C'est fondamentalement un cube de dix mètres de côté, en grosses pierres grises irrégulières. Une porte fenêtre mène à une salle de séjour, l'ancienne salle paroissiale, haute de plafond, avec cheminée et mezzanine. Avant notre arrivée, c'était là que montait l'escalier de bois. A droite, l'ancienne entrée avec une trappe menant à la cave. Puis la cuisine. Derrière se trouvait une remise qui formait autrefois la scène et ses dépendances. Nous l'avons transformée pour faire un atelier de travaux féminins, dans le sol duquel une plaque de verre découvre un ancien puits, et la cage du nouvel escalier. De l'autre côté, le garage.

Au-dessus de cet atelier nous avons aménagé un laboratoire d'écriture avec ses rayonnages et machines. Puis on arrive au premier étage avec trois chambres dont l'une ne reçoit le jour que par une meurtrière creusée dans une niche en forme d'ogive grossière. Nous l'appelons la chambre aux fantômes et imaginons toutes sortes de légendes à son sujet. Encore trois chambres au second étage sous les combles.

Autour de la maison, sur trois côtés, un petit jardin bordé par un torrent souvent à sec. Depuis la grille, deux directions : tout droit le « chef-lieu » de la commune, route goudronnée, parking, la belle maison du curé, une chapelle à l'ombre d'un vieux cerisier, le côté de l'école, puis l'étrange « villa Marianne », datée de 1931, avec profil de dame à bonnet phrygien, bâtie par un maçon italien qui avait fait fortune à Genève et qui, voulant dans ses vieux jours continuer à jouir du spectacle du jet d'eau, l'avait munie d'un belvédère auquel il lui avait fallu rajouter un étage après la réfection du toit de l'église XIXe conservant un beau tableau baroque appartenant à l'église précédente et représentant l'apothéose de Saint-Etienne. Puis la place avec la mairie, le monument aux morts, le restaurant « Le globe-trotter », et le bistrot « l'Escapade », que l'on est en train de nous « postmoderniser » avec mosaïques de petit pavés, réverbères et plantations. La commune comporte bien d'autres hameaux.

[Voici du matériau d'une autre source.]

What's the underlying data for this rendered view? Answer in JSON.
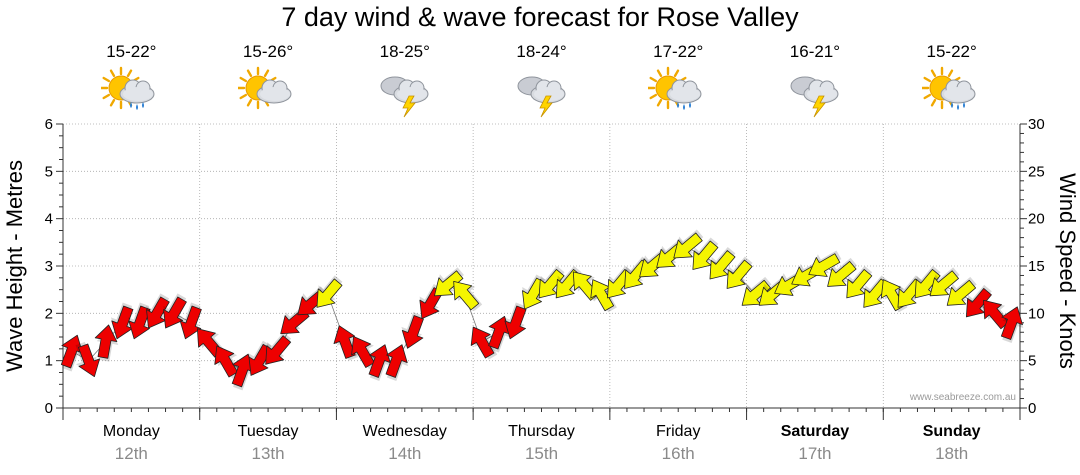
{
  "chart_data": {
    "type": "line",
    "title": "7 day wind & wave forecast for Rose Valley",
    "ylabel_left": "Wave Height - Metres",
    "ylabel_right": "Wind Speed - Knots",
    "ylim_left": [
      0,
      6
    ],
    "ylim_right": [
      0,
      30
    ],
    "yticks_left": [
      "0",
      "1",
      "2",
      "3",
      "4",
      "5",
      "6"
    ],
    "yticks_right": [
      "0",
      "5",
      "10",
      "15",
      "20",
      "25",
      "30"
    ],
    "grid": true,
    "watermark": "www.seabreeze.com.au",
    "days": [
      {
        "name": "Monday",
        "date": "12th",
        "temp": "15-22°",
        "icon": "sun-cloud-showers-icon",
        "bold": false
      },
      {
        "name": "Tuesday",
        "date": "13th",
        "temp": "15-26°",
        "icon": "sun-cloud-icon",
        "bold": false
      },
      {
        "name": "Wednesday",
        "date": "14th",
        "temp": "18-25°",
        "icon": "thunderstorm-icon",
        "bold": false
      },
      {
        "name": "Thursday",
        "date": "15th",
        "temp": "18-24°",
        "icon": "thunderstorm-icon",
        "bold": false
      },
      {
        "name": "Friday",
        "date": "16th",
        "temp": "17-22°",
        "icon": "sun-cloud-showers-icon",
        "bold": false
      },
      {
        "name": "Saturday",
        "date": "17th",
        "temp": "16-21°",
        "icon": "thunderstorm-icon",
        "bold": true
      },
      {
        "name": "Sunday",
        "date": "18th",
        "temp": "15-22°",
        "icon": "sun-cloud-showers-icon",
        "bold": true
      }
    ],
    "series": [
      {
        "name": "Wind Speed",
        "unit": "knots",
        "points_per_day": 8,
        "values": [
          6,
          5,
          7,
          9,
          9,
          10,
          10,
          9,
          7,
          5,
          4,
          5,
          6,
          9,
          11,
          12,
          7,
          6,
          5,
          5,
          8,
          11,
          13,
          12,
          7,
          8,
          9,
          12,
          13,
          13,
          13,
          12,
          13,
          14,
          15,
          16,
          17,
          16,
          15,
          14,
          12,
          12,
          13,
          14,
          15,
          14,
          13,
          12,
          12,
          12,
          13,
          13,
          12,
          11,
          10,
          9
        ],
        "direction_deg": [
          20,
          160,
          10,
          200,
          200,
          210,
          210,
          200,
          320,
          330,
          20,
          210,
          220,
          230,
          230,
          220,
          340,
          330,
          20,
          20,
          200,
          210,
          230,
          320,
          330,
          20,
          200,
          210,
          220,
          220,
          320,
          330,
          220,
          220,
          230,
          230,
          230,
          220,
          220,
          220,
          230,
          230,
          240,
          240,
          240,
          230,
          220,
          220,
          330,
          220,
          220,
          230,
          230,
          220,
          320,
          20
        ]
      }
    ],
    "colors": {
      "wind_low": "#ee0000",
      "wind_mid": "#f5f500",
      "grid": "#aaaaaa"
    }
  }
}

A gauche de la grille, le long du petit mur puis de la haie de thuyas, c'est un chemin parfois boueux, entre des prés autrefois plantés de pommiers et poiriers qui meurent peu à peu, dévorés de gui qu'on ne nettoie plus, mais encore merveilleux au printemps. Il y paît encore quelques vaches, mais de plus en plus de chevaux. On construit des maisons un peu partout qui ont des vues splendides sur le mont Salève, Annemasse et Genève à ses pieds, le départ du Léman, le Jura français de l'autre côté, à gauche les grandes Alpes avec le massif du Mont-Blanc. Notre maison comporte fort peu de vue (c'est pourquoi nous avons pu l'acquérir), mais il suffit de sortir et nous avons l'impression que le monde se déroule à nos pieds.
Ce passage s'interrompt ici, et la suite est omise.